17952848. DATA PROCESSING METHOD AND DEVICE simplified abstract (Huawei Technologies Co., Ltd.)

From WikiPatents
Jump to navigation Jump to search

DATA PROCESSING METHOD AND DEVICE

Organization Name

Huawei Technologies Co., Ltd.

Inventor(s)

Teng Su of Hangzhou (CN)

Tingting Chen of Shenzhen (CN)

Zhenzhang Yang of Hangzhou (CN)

Xiaoda Zhang of Hangzhou (CN)

DATA PROCESSING METHOD AND DEVICE - A simplified explanation of the abstract

This abstract first appeared for US patent application 17952848 titled 'DATA PROCESSING METHOD AND DEVICE

Simplified Explanation

The patent application describes a data processing method for distributed parallel model training in the field of artificial intelligence. The method enables hybrid parallelism in a distributed cluster and can be applied to various models such as text translation, speech recognition, facial recognition, 3D reconstruction, and virtual reality.

  • The method involves inserting a redistribution operator between operators in a deep neural network model that have an input-output dependency relationship.
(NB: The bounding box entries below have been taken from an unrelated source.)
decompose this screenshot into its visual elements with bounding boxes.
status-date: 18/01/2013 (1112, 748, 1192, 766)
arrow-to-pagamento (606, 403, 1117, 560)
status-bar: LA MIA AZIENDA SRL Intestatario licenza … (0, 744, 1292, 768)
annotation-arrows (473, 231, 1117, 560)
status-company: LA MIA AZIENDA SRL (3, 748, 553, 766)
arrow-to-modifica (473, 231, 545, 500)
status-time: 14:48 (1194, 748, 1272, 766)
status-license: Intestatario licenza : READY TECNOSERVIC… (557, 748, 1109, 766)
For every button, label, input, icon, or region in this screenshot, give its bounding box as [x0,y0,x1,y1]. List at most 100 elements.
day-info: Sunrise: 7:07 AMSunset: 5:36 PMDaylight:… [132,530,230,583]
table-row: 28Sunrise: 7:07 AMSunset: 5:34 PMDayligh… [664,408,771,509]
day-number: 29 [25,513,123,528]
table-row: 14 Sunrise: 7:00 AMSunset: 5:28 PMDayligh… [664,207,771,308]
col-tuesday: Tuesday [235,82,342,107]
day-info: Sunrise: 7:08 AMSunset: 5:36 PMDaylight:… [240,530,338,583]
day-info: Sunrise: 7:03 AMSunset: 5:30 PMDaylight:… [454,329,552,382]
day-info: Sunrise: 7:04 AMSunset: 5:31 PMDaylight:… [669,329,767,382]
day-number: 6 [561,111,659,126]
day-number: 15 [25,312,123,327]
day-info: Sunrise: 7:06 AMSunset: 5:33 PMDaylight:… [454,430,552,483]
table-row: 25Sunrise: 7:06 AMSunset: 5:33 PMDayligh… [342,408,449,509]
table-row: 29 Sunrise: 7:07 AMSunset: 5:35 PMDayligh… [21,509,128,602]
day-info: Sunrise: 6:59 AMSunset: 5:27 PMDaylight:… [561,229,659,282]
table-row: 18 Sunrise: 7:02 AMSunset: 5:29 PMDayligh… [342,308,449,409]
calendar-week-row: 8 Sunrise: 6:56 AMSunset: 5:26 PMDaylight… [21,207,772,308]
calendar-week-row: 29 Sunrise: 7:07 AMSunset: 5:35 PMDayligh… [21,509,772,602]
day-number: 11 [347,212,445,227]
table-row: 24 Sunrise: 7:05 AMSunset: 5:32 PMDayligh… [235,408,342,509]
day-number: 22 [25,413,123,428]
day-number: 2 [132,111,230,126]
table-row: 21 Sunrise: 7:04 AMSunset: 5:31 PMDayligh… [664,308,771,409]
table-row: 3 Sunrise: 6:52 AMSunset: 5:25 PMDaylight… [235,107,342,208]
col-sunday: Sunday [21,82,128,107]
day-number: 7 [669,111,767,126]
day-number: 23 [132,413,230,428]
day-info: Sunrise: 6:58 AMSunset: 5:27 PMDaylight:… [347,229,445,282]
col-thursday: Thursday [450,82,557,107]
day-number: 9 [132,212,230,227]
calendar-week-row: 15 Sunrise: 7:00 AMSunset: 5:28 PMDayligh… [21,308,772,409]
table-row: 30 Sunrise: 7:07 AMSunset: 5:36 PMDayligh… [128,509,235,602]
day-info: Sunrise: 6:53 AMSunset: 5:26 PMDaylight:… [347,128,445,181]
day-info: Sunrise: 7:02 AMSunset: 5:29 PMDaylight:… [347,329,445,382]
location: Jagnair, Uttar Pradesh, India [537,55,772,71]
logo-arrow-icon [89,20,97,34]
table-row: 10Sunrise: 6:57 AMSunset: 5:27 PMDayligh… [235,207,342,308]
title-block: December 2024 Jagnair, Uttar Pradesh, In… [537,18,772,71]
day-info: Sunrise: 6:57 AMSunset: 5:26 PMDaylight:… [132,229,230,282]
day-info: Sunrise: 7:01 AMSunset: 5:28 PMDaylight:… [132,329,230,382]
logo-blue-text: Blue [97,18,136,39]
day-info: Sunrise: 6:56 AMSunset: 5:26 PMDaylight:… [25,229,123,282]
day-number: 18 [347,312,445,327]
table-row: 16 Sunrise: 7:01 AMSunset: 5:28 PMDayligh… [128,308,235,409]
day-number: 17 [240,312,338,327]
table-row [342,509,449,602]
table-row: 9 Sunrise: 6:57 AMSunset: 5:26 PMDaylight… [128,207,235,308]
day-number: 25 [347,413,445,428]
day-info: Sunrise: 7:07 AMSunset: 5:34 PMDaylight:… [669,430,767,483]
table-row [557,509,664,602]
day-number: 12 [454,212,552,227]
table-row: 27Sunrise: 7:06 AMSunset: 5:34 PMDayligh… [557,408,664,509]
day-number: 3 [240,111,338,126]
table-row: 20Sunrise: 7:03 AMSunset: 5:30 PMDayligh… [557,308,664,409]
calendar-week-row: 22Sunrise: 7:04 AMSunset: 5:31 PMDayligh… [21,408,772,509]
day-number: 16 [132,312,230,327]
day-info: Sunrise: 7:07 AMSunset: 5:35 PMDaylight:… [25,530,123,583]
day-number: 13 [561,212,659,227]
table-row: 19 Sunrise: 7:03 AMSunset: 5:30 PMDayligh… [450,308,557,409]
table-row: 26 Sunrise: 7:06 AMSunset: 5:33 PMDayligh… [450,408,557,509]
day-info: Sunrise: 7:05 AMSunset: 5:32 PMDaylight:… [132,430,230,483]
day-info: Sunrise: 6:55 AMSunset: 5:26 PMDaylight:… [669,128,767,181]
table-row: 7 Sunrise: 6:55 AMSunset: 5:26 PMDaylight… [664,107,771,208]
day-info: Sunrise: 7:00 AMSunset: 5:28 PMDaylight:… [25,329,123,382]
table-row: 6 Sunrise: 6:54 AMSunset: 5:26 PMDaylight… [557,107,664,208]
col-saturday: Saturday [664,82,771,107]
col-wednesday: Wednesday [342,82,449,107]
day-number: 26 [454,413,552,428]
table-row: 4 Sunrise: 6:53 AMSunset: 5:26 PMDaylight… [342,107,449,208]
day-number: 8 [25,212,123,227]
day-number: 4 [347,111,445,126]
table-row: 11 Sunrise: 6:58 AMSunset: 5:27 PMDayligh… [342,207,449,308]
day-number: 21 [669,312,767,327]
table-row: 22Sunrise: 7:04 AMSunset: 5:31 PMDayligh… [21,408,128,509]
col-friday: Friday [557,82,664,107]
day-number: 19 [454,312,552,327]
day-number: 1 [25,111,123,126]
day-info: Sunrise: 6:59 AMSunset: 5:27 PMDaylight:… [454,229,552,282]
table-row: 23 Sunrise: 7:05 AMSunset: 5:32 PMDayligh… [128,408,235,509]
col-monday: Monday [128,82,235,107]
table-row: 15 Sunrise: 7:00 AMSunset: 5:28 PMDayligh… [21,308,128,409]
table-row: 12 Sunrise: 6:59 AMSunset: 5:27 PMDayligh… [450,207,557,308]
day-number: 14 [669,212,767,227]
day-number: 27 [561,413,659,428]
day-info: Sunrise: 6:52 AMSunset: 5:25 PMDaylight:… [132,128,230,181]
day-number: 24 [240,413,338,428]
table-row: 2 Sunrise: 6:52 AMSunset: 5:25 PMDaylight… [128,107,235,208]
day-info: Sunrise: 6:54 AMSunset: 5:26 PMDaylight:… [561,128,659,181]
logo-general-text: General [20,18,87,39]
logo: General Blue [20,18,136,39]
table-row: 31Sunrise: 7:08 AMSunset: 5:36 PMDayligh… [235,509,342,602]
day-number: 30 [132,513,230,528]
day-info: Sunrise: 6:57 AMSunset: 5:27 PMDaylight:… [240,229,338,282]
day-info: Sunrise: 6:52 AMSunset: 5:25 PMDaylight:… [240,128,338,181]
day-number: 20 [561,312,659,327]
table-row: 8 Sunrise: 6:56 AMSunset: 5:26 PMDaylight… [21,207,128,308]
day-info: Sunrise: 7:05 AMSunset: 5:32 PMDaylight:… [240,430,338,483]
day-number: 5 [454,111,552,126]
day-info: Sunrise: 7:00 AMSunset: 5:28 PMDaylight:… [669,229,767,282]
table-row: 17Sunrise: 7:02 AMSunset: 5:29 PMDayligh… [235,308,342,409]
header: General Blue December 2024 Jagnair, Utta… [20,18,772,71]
This allows for conversion between different tensor layouts, which are the arrangements of data in tensors.
  • The redistribution operator is inserted into a sliced computational graph, which is a representation of the neural network model divided into smaller parts for parallel processing.
  • An updated sliced computational graph is determined, enabling parallel model training of the deep neural network.

Potential applications of this technology:

  • Distributed training of text translation models
  • Distributed training of speech recognition models
  • Distributed training of facial recognition models
  • Distributed training of 3D reconstruction models
  • Distributed training of virtual reality models

Problems solved by this technology:

  • Enables hybrid parallelism in distributed clusters, improving the efficiency of model training.
  • Facilitates conversion between different tensor layouts, allowing for seamless integration of different parts of the neural network model.
  • Enables parallel model training of deep neural networks, reducing the time required for training large models.

Benefits of this technology:

  • Faster and more efficient training of deep neural network models.
  • Improved scalability and utilization of distributed clusters.
  • Enhanced flexibility in integrating different parts of the neural network model.
  • Enables training of large-scale models for various AI applications.


Original Abstract Submitted

Embodiments of this application disclose a data processing method, and relate to the field of artificial intelligence. The method is applied to distributed parallel model training, for example, distributed training of a text translation model, a speech recognition model, a facial recognition model, a three-dimensional reconstruction model, and a virtual reality model. The method can implement hybrid parallelism in a distributed cluster. The method includes: inserting, based on tensor layouts of tensors of at least one operator in a deep neural network model, a redistribution operator between operators that have an input-output dependency relationship, to implement conversion between different tensor layouts; inserting the redistribution operator into a sliced computational graph; and determining an updated sliced computational graph to implement parallel model training of the deep neural network.